Une façon de faire qui est pour l’instant rejetée par le gouvernement Carney, mais qui pourrait revenir sur la table après un changement de gouvernement, ou simplement lorsque la loi passera le test de sa mise en application dans des situations concrètes.

« C’est vraiment un projet de loi qui représente un risque important de recul pour la protection de l’environnement. Ce qu’on propose c’est carrément d’ignorer ou de mettre de côté des lois et des règlements, l’impact pourrait être énorme », remarque Geneviève Paul.

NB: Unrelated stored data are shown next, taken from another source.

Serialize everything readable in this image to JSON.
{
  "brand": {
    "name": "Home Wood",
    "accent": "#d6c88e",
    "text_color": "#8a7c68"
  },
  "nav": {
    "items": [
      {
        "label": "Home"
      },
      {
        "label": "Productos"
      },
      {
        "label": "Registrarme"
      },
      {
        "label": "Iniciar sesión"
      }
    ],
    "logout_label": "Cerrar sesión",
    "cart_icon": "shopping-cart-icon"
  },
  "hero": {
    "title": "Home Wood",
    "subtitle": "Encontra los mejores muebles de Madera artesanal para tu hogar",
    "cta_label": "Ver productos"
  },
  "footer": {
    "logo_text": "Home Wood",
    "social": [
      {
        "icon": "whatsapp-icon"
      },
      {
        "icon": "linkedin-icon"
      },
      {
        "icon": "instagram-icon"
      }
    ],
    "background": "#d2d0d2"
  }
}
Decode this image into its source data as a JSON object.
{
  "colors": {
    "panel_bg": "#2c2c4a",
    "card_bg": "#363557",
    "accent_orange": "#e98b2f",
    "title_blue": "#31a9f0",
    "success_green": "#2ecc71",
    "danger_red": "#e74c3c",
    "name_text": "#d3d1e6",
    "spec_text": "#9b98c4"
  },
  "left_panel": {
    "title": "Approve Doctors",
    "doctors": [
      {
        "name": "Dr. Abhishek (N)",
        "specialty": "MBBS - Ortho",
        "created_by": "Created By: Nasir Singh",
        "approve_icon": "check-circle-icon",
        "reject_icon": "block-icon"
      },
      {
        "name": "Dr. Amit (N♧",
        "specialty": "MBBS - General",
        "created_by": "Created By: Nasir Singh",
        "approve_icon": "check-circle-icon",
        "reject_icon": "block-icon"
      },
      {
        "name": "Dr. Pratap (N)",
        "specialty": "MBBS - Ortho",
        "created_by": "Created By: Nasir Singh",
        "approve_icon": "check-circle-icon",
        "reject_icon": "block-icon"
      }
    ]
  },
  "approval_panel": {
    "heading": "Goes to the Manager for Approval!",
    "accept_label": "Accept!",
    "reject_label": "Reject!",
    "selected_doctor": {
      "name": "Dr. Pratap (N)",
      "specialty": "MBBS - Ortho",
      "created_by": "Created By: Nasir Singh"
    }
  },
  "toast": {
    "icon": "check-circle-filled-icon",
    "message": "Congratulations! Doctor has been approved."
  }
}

Par ailleurs, ce nouveau pouvoir sera très peu balisé, prévient-elle.

En effet, la loi prévoit quelques cas d’application, comme les projets qui peuvent « contribuer à la croissance propre et à l’atteinte des objectifs du Canada en ce qui a trait aux changements climatiques », ou encore « promouvoir les intérêts des peuples autochtones », mais ajoute qu’au final le gouvernement peut « peut tenir compte de tout facteur qu’il estime pertinent ».

« Est-ce que les ministres vont prioriser certains projets sous la pression du lobby pétrolier et en écarter d’autres qui auraient été bons pour la transition énergétique? On ne le saura sans doute jamais », remarque Stuart Trew.

En effet, les délibérations derrière les décisions des ministres et du premier ministre étant confidentielles, le public n’aura ainsi aucune façon de connaître la façon dont seront utilisés ces nouveaux pouvoirs.

S’il est vrai que les projets qui seront considérés comme ayant un « intérêt national » seront révélés publiquement, ceux qui seront étudiés, mais écartés pourraient ne jamais être connus de la population.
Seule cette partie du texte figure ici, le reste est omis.